Intervention de Patrice Leclerc, maire de Gennevilliers, le 8 janvier 2022,
Chère Yamna, cher-es enfants, petits-enfants et arrières petits-enfants de Saad, permettez-moi, au nom des élu-es du conseil municipal, de celui de Jacques Bourgoin, ancien maire, Elsa faucillon, députée, Roland Muzeau, ancien député, et en mon nom, de vous présenter toutes nos condoléances.
Je mesure votre douleur face à la perte d’un être cher, d’un mari, d’un père, d’un grand-père dont vous pouvez toutes et tous être très fier. Et je sais que vous l’êtes.
Gennevilliers a perdu le 9 décembre dernier, une personnalité locale, un acteur de notre ville, un humaniste attachant. Je le dis sans détour, Saad Abssi, est une fierté de notre ville. Fierté d’avoir compté en son sein un militant de la liberté et de l’émancipation, un militant de la solidarité, un militant de l’ouverture aux autres et au monde, un expert du combat pour la dignité humaine.

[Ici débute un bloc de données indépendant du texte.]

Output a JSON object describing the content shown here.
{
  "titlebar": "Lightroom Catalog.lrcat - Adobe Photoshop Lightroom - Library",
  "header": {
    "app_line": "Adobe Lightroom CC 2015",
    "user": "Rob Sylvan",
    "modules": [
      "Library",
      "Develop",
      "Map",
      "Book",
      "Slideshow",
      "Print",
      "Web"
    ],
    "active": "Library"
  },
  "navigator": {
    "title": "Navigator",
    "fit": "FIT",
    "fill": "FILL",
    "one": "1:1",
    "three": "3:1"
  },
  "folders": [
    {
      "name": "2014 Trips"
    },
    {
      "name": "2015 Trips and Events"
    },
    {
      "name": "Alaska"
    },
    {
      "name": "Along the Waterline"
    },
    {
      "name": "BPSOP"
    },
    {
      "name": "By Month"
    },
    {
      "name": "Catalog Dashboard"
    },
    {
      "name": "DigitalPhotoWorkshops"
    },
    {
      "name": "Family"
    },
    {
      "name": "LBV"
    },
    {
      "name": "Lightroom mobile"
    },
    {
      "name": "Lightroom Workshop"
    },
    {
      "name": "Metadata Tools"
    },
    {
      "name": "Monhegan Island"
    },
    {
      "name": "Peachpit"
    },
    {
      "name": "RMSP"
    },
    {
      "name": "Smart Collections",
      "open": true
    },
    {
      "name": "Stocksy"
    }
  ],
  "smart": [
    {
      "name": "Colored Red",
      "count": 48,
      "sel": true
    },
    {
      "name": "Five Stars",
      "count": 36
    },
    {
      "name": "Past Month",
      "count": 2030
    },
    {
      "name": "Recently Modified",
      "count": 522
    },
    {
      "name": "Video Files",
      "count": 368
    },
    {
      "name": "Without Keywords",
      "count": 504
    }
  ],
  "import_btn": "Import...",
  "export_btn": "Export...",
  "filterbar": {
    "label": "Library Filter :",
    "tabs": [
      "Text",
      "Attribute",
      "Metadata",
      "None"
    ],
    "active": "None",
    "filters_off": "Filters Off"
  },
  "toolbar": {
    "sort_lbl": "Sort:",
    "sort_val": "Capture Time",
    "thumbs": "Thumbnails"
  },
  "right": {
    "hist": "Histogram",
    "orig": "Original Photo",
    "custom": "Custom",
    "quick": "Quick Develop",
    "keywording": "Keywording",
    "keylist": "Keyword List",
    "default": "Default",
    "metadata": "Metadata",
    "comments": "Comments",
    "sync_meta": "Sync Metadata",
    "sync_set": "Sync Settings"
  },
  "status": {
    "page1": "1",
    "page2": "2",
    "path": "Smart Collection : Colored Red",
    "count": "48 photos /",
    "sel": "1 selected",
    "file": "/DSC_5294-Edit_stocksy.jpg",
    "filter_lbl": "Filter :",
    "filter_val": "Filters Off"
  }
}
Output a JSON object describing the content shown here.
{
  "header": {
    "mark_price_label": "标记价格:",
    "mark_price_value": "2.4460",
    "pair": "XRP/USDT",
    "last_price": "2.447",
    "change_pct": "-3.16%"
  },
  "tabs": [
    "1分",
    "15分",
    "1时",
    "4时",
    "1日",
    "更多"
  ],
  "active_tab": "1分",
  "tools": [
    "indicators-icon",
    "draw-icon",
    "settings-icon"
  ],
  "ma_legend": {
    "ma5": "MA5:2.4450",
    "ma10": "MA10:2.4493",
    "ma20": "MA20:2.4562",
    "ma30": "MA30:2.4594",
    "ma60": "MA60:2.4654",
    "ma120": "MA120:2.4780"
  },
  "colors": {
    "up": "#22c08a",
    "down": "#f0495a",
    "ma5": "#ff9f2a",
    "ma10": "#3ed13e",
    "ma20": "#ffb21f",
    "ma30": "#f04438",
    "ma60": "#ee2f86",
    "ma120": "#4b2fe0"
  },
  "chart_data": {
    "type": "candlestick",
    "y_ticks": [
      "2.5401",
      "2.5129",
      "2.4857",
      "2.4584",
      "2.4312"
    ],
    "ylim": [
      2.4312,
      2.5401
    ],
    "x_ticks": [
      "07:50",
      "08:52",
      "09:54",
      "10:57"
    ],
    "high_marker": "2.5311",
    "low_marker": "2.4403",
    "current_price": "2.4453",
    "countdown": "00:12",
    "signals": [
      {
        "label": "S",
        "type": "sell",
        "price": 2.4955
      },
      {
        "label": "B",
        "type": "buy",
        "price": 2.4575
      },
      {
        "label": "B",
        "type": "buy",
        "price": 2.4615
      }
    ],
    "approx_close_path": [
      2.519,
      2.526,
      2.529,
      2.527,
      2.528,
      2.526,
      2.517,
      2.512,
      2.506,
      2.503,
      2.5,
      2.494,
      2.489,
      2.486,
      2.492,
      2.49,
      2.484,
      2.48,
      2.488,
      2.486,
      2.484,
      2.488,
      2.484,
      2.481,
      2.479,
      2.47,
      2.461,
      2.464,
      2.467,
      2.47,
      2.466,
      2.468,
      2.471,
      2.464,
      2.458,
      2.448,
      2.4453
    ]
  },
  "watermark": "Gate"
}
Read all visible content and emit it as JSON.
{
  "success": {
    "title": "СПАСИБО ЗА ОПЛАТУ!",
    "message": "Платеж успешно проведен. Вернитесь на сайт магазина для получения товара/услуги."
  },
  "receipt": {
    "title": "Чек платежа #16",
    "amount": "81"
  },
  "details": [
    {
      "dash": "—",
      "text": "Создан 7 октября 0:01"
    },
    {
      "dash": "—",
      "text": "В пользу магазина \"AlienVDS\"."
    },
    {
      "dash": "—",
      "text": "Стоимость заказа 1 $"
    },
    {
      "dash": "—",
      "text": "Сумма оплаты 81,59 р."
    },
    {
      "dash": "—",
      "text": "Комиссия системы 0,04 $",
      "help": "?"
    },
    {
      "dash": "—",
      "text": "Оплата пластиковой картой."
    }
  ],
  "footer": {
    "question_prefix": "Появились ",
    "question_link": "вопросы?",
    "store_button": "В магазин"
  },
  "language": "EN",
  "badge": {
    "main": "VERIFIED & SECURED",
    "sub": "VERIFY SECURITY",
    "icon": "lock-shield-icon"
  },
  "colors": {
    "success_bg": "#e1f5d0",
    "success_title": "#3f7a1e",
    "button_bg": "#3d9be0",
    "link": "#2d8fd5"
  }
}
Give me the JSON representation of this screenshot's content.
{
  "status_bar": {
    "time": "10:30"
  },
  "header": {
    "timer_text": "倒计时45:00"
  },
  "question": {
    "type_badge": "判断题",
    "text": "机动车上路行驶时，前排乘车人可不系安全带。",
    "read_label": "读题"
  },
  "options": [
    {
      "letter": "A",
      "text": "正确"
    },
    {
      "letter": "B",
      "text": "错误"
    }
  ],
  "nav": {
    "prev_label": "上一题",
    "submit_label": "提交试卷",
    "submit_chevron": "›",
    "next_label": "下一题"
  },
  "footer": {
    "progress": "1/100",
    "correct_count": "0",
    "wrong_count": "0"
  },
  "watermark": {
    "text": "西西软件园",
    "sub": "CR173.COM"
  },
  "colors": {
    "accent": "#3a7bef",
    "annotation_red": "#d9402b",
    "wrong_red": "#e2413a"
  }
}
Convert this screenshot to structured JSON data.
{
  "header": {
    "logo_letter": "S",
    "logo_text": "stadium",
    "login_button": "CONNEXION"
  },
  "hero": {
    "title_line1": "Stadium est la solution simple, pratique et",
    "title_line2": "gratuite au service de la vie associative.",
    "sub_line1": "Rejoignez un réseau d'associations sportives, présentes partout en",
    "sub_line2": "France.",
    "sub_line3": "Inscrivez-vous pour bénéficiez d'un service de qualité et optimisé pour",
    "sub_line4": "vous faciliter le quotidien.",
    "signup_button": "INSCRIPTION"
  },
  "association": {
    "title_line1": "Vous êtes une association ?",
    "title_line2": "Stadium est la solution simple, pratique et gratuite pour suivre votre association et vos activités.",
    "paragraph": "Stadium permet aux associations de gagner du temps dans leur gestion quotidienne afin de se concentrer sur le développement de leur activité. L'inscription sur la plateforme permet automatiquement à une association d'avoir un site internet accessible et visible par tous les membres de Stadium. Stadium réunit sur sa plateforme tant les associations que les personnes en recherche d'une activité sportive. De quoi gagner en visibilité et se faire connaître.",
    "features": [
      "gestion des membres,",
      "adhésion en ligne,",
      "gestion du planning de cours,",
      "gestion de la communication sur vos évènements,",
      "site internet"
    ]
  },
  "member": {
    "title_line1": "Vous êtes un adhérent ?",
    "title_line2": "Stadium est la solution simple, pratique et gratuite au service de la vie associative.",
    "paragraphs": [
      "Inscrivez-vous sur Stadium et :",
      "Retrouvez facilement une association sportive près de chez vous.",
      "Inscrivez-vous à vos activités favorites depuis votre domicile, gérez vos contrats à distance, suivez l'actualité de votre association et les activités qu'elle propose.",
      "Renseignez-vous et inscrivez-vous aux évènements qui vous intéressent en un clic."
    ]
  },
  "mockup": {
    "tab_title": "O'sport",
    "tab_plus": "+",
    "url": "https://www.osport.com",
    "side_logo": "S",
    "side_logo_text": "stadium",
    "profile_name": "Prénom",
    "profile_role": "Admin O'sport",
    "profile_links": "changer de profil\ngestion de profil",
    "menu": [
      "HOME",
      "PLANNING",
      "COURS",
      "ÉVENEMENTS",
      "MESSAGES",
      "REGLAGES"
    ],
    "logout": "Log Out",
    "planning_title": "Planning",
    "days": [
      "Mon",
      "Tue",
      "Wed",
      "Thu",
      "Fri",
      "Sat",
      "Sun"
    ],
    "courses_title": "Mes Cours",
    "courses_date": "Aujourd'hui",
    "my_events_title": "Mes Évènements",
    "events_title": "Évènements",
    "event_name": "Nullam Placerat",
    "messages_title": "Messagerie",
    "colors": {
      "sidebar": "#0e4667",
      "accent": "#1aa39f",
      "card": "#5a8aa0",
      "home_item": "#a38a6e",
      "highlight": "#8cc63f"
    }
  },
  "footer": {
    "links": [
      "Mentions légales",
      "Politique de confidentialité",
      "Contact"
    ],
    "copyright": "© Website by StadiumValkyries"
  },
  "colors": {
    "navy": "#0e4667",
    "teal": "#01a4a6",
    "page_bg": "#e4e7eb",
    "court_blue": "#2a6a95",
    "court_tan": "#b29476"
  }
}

Je suis déchiré entre la douleur de la perte d’un ami et la fierté d’avoir connu Saad.
C’est une rencontre qui compte dans une vie, car à l’intérêt des discussions que nous pouvions avoir sur des questions sociales, politiques ou religieuses s’ajoutait l’épaisseur humaine de la rencontre, la chaleur humaine de l’ami bienveillant, du camarade de combat pour un monde meilleur.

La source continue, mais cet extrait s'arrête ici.